想到這里,她又忽然皺了皺眉,也有不好的地方。
消息被她爹媽宣揚出去之后,瞬間就一堆媒婆上了門。
上門的除了給她相親的媒婆,還有一堆來借錢的親戚。
村里曾經看不起他們的那些人也紛紛轉變了臉色,絡繹不絕的上了門。
林小妹說不出哪里不好,不過總覺得不對勁。
正思考著,一個年輕清亮的聲音說道,“同志,請讓一讓,我的位置在里面。”
林小妹聞聲,下意識向過道這邊看來。
只見一個短發的女人英姿颯爽的站在她的身旁。
林小妹連忙站了起來,“對不住啊,這位大姐。”
陳巾幗微笑著表示沒關系,然后從林小妹讓出的位置坐到了靠窗的座位上。
林小妹一眼一眼的看著新來的這個女人,忍了忍,還是沒忍住,“請問,你也是去參加闖關大賽的選手嗎?”
和她比賽的對手里面,有好些這個發型的女人。
陳巾幗聽了鄰座的搭話,微微一笑,“是的,我也是。”
隨后她補充道,“這一趟,這個車廂里的所有乘客都是去參加比賽的。”
林小妹對此表示了贊嘆。
她一眼一眼的看著旁邊的女人,對方英姿颯爽,和她完全不一樣。
她羨慕著對方身上那獨特的氣質,“你是軍人嗎?”
陳巾幗笑了笑,沒有明確回答。
林小妹以為她沒聽到,于是又問了一遍。
陳巾幗仍是是看著她微笑。
林小妹忽然就明白了對方不想回答的意思。
她眨了眨眼睛,撫著自己的辮子,又換了一個話題。
她說起了自己。
陳巾幗笑瞇瞇的聽著。
她當然是軍人,還是現役。
部隊對這件事非常重視,派了她們參加比賽。
事實上,這列車廂里,除了零星幾個林小妹這種社會上的姑娘、青年,此時,車里大部分人都是她的戰友。
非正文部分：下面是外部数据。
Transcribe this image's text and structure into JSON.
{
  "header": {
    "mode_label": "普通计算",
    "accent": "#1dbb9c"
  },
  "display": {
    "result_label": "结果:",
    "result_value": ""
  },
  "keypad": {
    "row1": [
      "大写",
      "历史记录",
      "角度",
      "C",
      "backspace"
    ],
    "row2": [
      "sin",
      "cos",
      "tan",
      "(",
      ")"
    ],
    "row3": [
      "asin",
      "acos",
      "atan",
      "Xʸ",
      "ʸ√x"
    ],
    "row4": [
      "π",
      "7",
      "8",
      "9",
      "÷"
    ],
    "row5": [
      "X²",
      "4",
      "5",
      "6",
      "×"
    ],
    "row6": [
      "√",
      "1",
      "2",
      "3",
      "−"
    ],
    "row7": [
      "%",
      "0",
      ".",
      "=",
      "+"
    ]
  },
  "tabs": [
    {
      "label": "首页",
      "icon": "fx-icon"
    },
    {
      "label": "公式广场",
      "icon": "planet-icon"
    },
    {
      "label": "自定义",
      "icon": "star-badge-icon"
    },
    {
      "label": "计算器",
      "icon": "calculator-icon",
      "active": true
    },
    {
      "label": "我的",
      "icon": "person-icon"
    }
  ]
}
她笑瞇瞇的聽著林小妹講述著她家里這幾天翻天覆地的變化,自己的心情也很明朗。
海選成功的2000美元獎勵,她們是有權自己全額留下的。
她自小在城市里長大,父母也都是各自單位里的小領導,但是,自己比賽得到的,到底是不一樣的。
何況,還是如此大的一筆錢。
她一點也不為林小妹的激動而感到奇怪。
她也很高興啊。
不過聽著聽著,她就皺起了眉,那些上門借錢的,那些上門提親的。
她有些疑惑的問道,“妹子,你今年多大了?”
姑娘摸著辮子,爽脆的回道,“19啦。”她解釋說,“我爹媽只有我一個,我想晚點嫁人,多給家里干幾年活。”哪想得,參加一個玩一樣的比賽,人生忽然就換了一個模樣。
陳巾幗想了想,雖然交淺深,但是到底還是忍不住,說道,“妹子,這錢是你憑本事掙來的,該怎么花、給誰花,全該你自己說了算。”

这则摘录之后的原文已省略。